I stared at Alex, not comprehending, then looked back at Jack. His eyes were open and he was looking straight at me. I felt relief but it was quickly swallowed by panic. I couldn’t leave him. Then he moved one arm, the hand holding his gun, and pulled it up so it was parallel to his head.

Still looking at me, he mouthed the word ‘go’, then raised himself onto his elbows and started to fire.

‘Open the door,’ Alex shouted over the noise.

‘What?’ I stammered, my eyes still on Jack.

‘Open the car door. I can’t reach.’

I opened it without even looking at it. Then I felt myself physically lifted off the ground as Alex hauled me like I was a sack around the car door and threw me onto the front seat.

‘Head down, move!’ he yelled.

I obeyed instinctively, curling up into a ball and flattening myself across into the passenger seat. Alex was in after me in the next second, revving the engine. A bullet whined and smacked into the side of the car as he spun it into reverse and roared out onto the road. I gripped the dashboard and looked back at the dark shape lying abandoned on the ground. That was my brother. That was Jack. I saw him drop his gun and rest his head back on the ground. Alex pushed me down into the seat well. I felt the tears pounding down my face in time with the smack and hiss of bullets.
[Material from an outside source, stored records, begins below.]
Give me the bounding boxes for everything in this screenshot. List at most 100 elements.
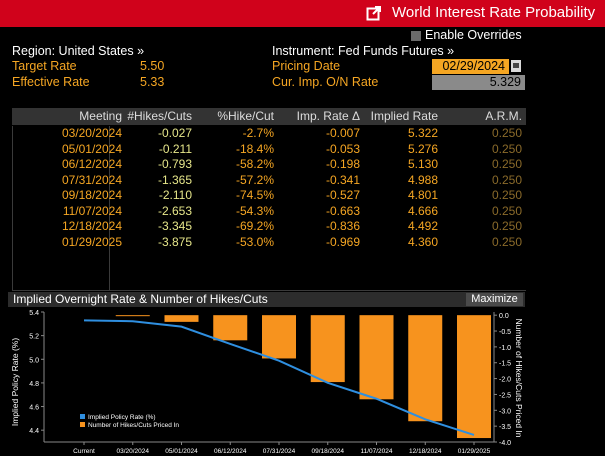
cell-arm: 0.250 (491, 126, 522, 140)
y2-tick-label: -3.0 (499, 408, 511, 415)
col-header-imp-rate-delta[interactable]: Imp. Rate Δ (296, 109, 360, 123)
region-selector[interactable]: Region: United States » (12, 44, 145, 58)
cell-pct-hike-cut: -2.7% (242, 126, 274, 140)
cell-hikes-cuts: -0.793 (157, 157, 192, 171)
cell-arm: 0.250 (491, 219, 522, 233)
bar-hikes-4 (262, 315, 296, 359)
target-rate-label: Target Rate (12, 59, 77, 73)
y2-tick-label: 0.0 (499, 313, 509, 320)
target-rate-value: 5.50 (140, 59, 165, 73)
col-header-implied-rate[interactable]: Implied Rate (370, 109, 438, 123)
cell-pct-hike-cut: -69.2% (235, 219, 274, 233)
cell-hikes-cuts: -3.345 (157, 219, 192, 233)
cell-pct-hike-cut: -58.2% (235, 157, 274, 171)
cell-meeting: 05/01/2024 (61, 141, 122, 156)
cell-hikes-cuts: -3.875 (157, 234, 192, 249)
table-row[interactable]: 05/01/2024 -0.211 -18.4% -0.053 5.276 0.… (12, 141, 526, 157)
y-tick-label: 5.2 (29, 334, 39, 341)
instrument-selector[interactable]: Instrument: Fed Funds Futures » (272, 44, 455, 58)
y2-tick-label: -3.5 (499, 424, 511, 431)
cell-meeting: 11/07/2024 (62, 203, 122, 218)
line-implied-rate (83, 319, 475, 436)
y-tick-label: 5.0 (29, 357, 39, 364)
table-row[interactable]: 03/20/2024 -0.027 -2.7% -0.007 5.322 0.2… (12, 125, 526, 141)
external-link-icon[interactable] (366, 5, 382, 21)
cell-imp-rate-delta: -0.663 (325, 203, 360, 218)
cell-imp-rate-delta: -0.007 (325, 126, 360, 140)
cell-meeting: 07/31/2024 (61, 172, 122, 187)
col-header-hikes-cuts[interactable]: #Hikes/Cuts (127, 109, 192, 123)
col-header-arm[interactable]: A.R.M. (485, 109, 522, 123)
calendar-icon[interactable] (511, 60, 521, 72)
pricing-date-input[interactable]: 02/29/2024 (432, 59, 509, 74)
y2-tick-label: -1.5 (499, 361, 511, 368)
pricing-date-label: Pricing Date (272, 59, 341, 73)
y2-tick-label: -0.5 (499, 329, 511, 336)
cell-arm: 0.250 (491, 141, 522, 156)
y-tick-label: 4.8 (29, 381, 39, 388)
cell-pct-hike-cut: -57.2% (235, 172, 274, 187)
cell-hikes-cuts: -0.211 (158, 141, 192, 156)
table-row[interactable]: 12/18/2024 -3.345 -69.2% -0.836 4.492 0.… (12, 218, 526, 234)
cell-meeting: 12/18/2024 (61, 219, 122, 233)
cell-hikes-cuts: -2.653 (157, 203, 192, 218)
table-row[interactable]: 07/31/2024 -1.365 -57.2% -0.341 4.988 0.… (12, 172, 526, 188)
y-axis-label: Implied Policy Rate (%) (10, 338, 20, 427)
x-tick-label: 06/12/2024 (214, 448, 247, 455)
maximize-button[interactable]: Maximize (466, 293, 523, 306)
table-row[interactable]: 09/18/2024 -2.110 -74.5% -0.527 4.801 0.… (12, 187, 526, 203)
y2-tick-label: -1.0 (499, 345, 511, 352)
x-tick-label: 01/29/2025 (458, 448, 491, 455)
cell-arm: 0.250 (491, 203, 522, 218)
enable-overrides-checkbox[interactable] (411, 31, 421, 41)
x-tick-label: 09/18/2024 (311, 448, 344, 455)
on-rate-value: 5.329 (432, 75, 525, 90)
effective-rate-label: Effective Rate (12, 75, 90, 89)
cell-imp-rate-delta: -0.341 (325, 172, 360, 187)
cell-arm: 0.250 (491, 234, 522, 249)
col-header-meeting[interactable]: Meeting (79, 109, 122, 123)
table-divider (12, 290, 526, 291)
cell-pct-hike-cut: -74.5% (235, 188, 274, 202)
chart-header: Implied Overnight Rate & Number of Hikes… (8, 292, 525, 307)
cell-pct-hike-cut: -54.3% (235, 203, 274, 218)
cell-hikes-cuts: -0.027 (157, 126, 192, 140)
table-row[interactable]: 06/12/2024 -0.793 -58.2% -0.198 5.130 0.… (12, 156, 526, 172)
cell-imp-rate-delta: -0.198 (325, 157, 360, 171)
y-tick-label: 4.6 (29, 405, 39, 412)
cell-meeting: 06/12/2024 (61, 157, 122, 171)
y-tick-label: 5.4 (29, 310, 39, 317)
cell-implied-rate: 5.322 (407, 126, 438, 140)
window-title: World Interest Rate Probability (392, 4, 596, 21)
cell-meeting: 01/29/2025 (61, 234, 122, 249)
on-rate-label: Cur. Imp. O/N Rate (272, 75, 379, 89)
cell-implied-rate: 4.801 (407, 188, 438, 202)
y2-tick-label: -2.5 (499, 392, 511, 399)
effective-rate-value: 5.33 (140, 75, 165, 89)
y2-tick-label: -4.0 (499, 440, 511, 447)
y2-tick-label: -2.0 (499, 377, 511, 384)
table-row[interactable]: 01/29/2025 -3.875 -53.0% -0.969 4.360 0.… (12, 234, 526, 250)
cell-implied-rate: 4.492 (407, 219, 438, 233)
cell-pct-hike-cut: -53.0% (235, 234, 274, 249)
cell-imp-rate-delta: -0.527 (325, 188, 360, 202)
rate-chart: 5.4 5.2 5.0 4.8 4.6 4.4 0.0 -0.5 -1.0 -1.5 -2.0 -2.… (8, 308, 525, 456)
cell-imp-rate-delta: -0.969 (325, 234, 360, 249)
x-tick-label: 05/01/2024 (165, 448, 198, 455)
bar-hikes-3 (213, 315, 248, 341)
cell-imp-rate-delta: -0.053 (325, 141, 360, 156)
legend-swatch-rate (80, 414, 85, 419)
table-divider (109, 126, 110, 290)
cell-hikes-cuts: -1.365 (157, 172, 192, 187)
legend-swatch-hikes (80, 422, 85, 427)
cell-hikes-cuts: -2.110 (158, 188, 192, 202)
cell-arm: 0.250 (491, 157, 522, 171)
col-header-pct-hike-cut[interactable]: %Hike/Cut (217, 109, 274, 123)
table-row[interactable]: 11/07/2024 -2.653 -54.3% -0.663 4.666 0.… (12, 203, 526, 219)
enable-overrides-label[interactable]: Enable Overrides (425, 28, 522, 42)
title-bar: World Interest Rate Probability (0, 0, 605, 27)
x-tick-label: Current (73, 448, 95, 455)
cell-arm: 0.250 (491, 172, 522, 187)
x-tick-label: 03/20/2024 (116, 448, 149, 455)
y2-axis-label: Number of Hikes/Cuts Priced In (514, 318, 524, 437)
We veered off the road, Alex killing the lights so we were hurtling through blackness. He swerved violently, the wheel spinning beneath his hands. He wrestled with it while I clambered onto the seat and looked over my shoulder. We were heading away from the park gates, in the opposite direction to the blazing headlights of the third Humvee that had just appeared over the ridge. I willed Demos to move. Then the bus started to roll forward and Demos jumped on board, the men he’d been holding frozen suddenly reanimating and firing in all directions. I watched as two of them raced over to Jack and rolled him over onto his back, kicking the gun out of his hand.

Alex grabbed my hand, lacing his fingers through mine. ‘Lila, look at me. Look at me,’ he shouted.

I forced my head to turn, to look at Alex. His eyes were burning into mine. ‘Don’t look back. Just keep looking at me. It’s going to be OK,’ he said. ‘Everything’s going to be OK.’